Here we uncover the molecular and mesoscopic mechanisms leading to fibril-crystal conversion by using judicious mutations in a homologue series of amyloidogenic hexapeptides, ILQINS, IFQINS and TFQINS, identified, respectively, from hen egg white lysozyme6, human lysozyme and a mutated form known to cause hereditary systemic amyloidosis18. Specifically, we show that the structural characteristics of the fibrils determine if fibril-crystal conversion can occur, with only twisted ribbon fibrils with saddle-like curvature able to convert into crystals, whereas mean-curvature helical ribbons remain in a fibrillar morphology. We also capture snapshots of fibril-crystal conversion within the same individual object, indicating that conversion occurs through mesoscopic rearrangements of the same peptide aggregate. By combining high-resolution atomic force microscopy (AFM) and X-ray diffraction with statistical physical concepts and molecular dynamic simulations, we propose a molecular unit cell of the aggregated species and establish how intrinsic variables such as pH and concentration guide this polymorphic conversion, quantitatively describing this long-standing important issue in amyloid self-assembly.


Twisted amyloid fibrils untwist into amyloid crystals

The morphology of the self-assembled structures generated from our hexapeptides was characterised on both mica and highly ordered pyrolytic graphite (HOPG) substrates (by AFM) (Fig. 1, Supplementary Figs. 2, 3), on carbon coated grids (by transmission electron microscopy, TEM) (Fig. 1, Supplementary Fig. 4) and in a hydrated, substrate-free environment (cryo-TEM, Supplementary Fig. 5). At pH 2 (1.5 mM peptides) the majority of assemblies adopted a flat, amyloid morphology with no identifiable macromolecular chirality, otherwise known as an amyloid crystal8,19, however a few ILQINS helical ribbons remained (Fig. 1a).
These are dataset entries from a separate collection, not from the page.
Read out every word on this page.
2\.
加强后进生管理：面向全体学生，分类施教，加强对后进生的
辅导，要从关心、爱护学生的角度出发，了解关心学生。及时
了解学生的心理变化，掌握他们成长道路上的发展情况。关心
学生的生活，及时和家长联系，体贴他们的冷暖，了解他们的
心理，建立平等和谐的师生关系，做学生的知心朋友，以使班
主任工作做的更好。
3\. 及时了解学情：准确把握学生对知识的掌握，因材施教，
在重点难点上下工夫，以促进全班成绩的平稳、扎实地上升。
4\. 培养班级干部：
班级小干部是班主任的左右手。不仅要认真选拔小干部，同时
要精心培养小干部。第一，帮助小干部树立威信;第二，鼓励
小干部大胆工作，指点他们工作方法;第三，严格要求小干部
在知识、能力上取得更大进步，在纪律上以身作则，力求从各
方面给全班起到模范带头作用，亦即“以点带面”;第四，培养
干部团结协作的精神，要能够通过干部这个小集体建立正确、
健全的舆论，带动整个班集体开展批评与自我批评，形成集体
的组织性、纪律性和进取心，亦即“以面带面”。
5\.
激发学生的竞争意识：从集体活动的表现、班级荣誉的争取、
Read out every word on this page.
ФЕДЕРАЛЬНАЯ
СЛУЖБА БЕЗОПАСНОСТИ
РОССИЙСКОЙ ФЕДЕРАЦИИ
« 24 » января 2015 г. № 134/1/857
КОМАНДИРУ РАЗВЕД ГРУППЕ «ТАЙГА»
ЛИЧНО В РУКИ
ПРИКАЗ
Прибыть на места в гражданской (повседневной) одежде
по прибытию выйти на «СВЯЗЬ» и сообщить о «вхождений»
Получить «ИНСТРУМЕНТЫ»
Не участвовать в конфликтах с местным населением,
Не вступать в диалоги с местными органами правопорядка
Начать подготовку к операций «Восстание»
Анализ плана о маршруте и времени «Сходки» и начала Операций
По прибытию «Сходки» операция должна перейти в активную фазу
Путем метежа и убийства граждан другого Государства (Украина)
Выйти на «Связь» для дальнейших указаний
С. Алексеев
At pH 7 the tendency to form crystals was reduced, we observed exclusively right-handed helical ribbons for ILQINS; a mixture of right-handed helical ribbons, left and right-handed twisted ribbons and crystals for IFQINS; and exclusively crystals for TFQINS. Most importantly, for IFQINS (pH 7, 1.5 mM) we frequently observed the twisted ribbons untwisting and converting to a crystalline morphology (Fig. 1g–i, Supplementary Fig. 6). Such a conversion was never observed for any of the right-handed helical ribbons. Identical morphologies and ribbon untwisting were seen on all substrates (HOPG, carbon and mica, Fig. 1, Supplementary Fig. 6) and substrate-free conditions (cryo-TEM, Supplementary Fig. 6), providing compelling evidence that the observed phenomena are not influenced by the substrate used for imaging. The crystalline nature of the untwisted species observed was confirmed by observing distinct diffraction patterns in electron selected area diffraction (SAD) analysis of TFQINS and IFQINS crystals imaged by TEM (Fig. 1j–k, Supplementary Fig. 7e–h), while no diffraction patterns were observed from fibrillar assemblies (Supplementary Fig. 7i, j). Additionally, diffraction contrast (Supplementary Fig. 7a–d) was observed in brightfield cryo-TEM images from both fully untwisted ribbons and the twisted ribbons in the process of crystalline conversion (Supplementary Fig. 7a–c). On the other hand, we never observed any diffraction contrast from helical ribbons (Supplementary Fig. 7d).

Fig. 1
figure 1

AFM and TEM images of self-assembled structures formed by the three hexapeptides. a AFM images of ILQINS (Z-scale = 100 nm), b IFQINS (Z-scale = 100 nm) and c TFQINS (Z-scale = 100 nm) at pH 2 and d ILQINS (Z-scale = 30 nm), e IFQINS (Z-scale = 30 nm) and f TFQINS (Z-scale = 100 nm) at pH 7. AFM images g, h (Z-scale = 20 nm) and TEM image (negatively stained) i of IFQINS at pH 7 showing fibril-crystal conversion (scale bars = 200 nm). All structures formed at 1.5 mM peptide concentration after a 24 h incubation. RH = right-handed helical ribbon, LT = left-handed twisted ribbon, C = Crystal. j TEM images of TFQINS aggregates (scale bar = 200 nm) where k SAD was performed confirming the crystallinity of the TFQINS structures (scale bar = 20 nm−1)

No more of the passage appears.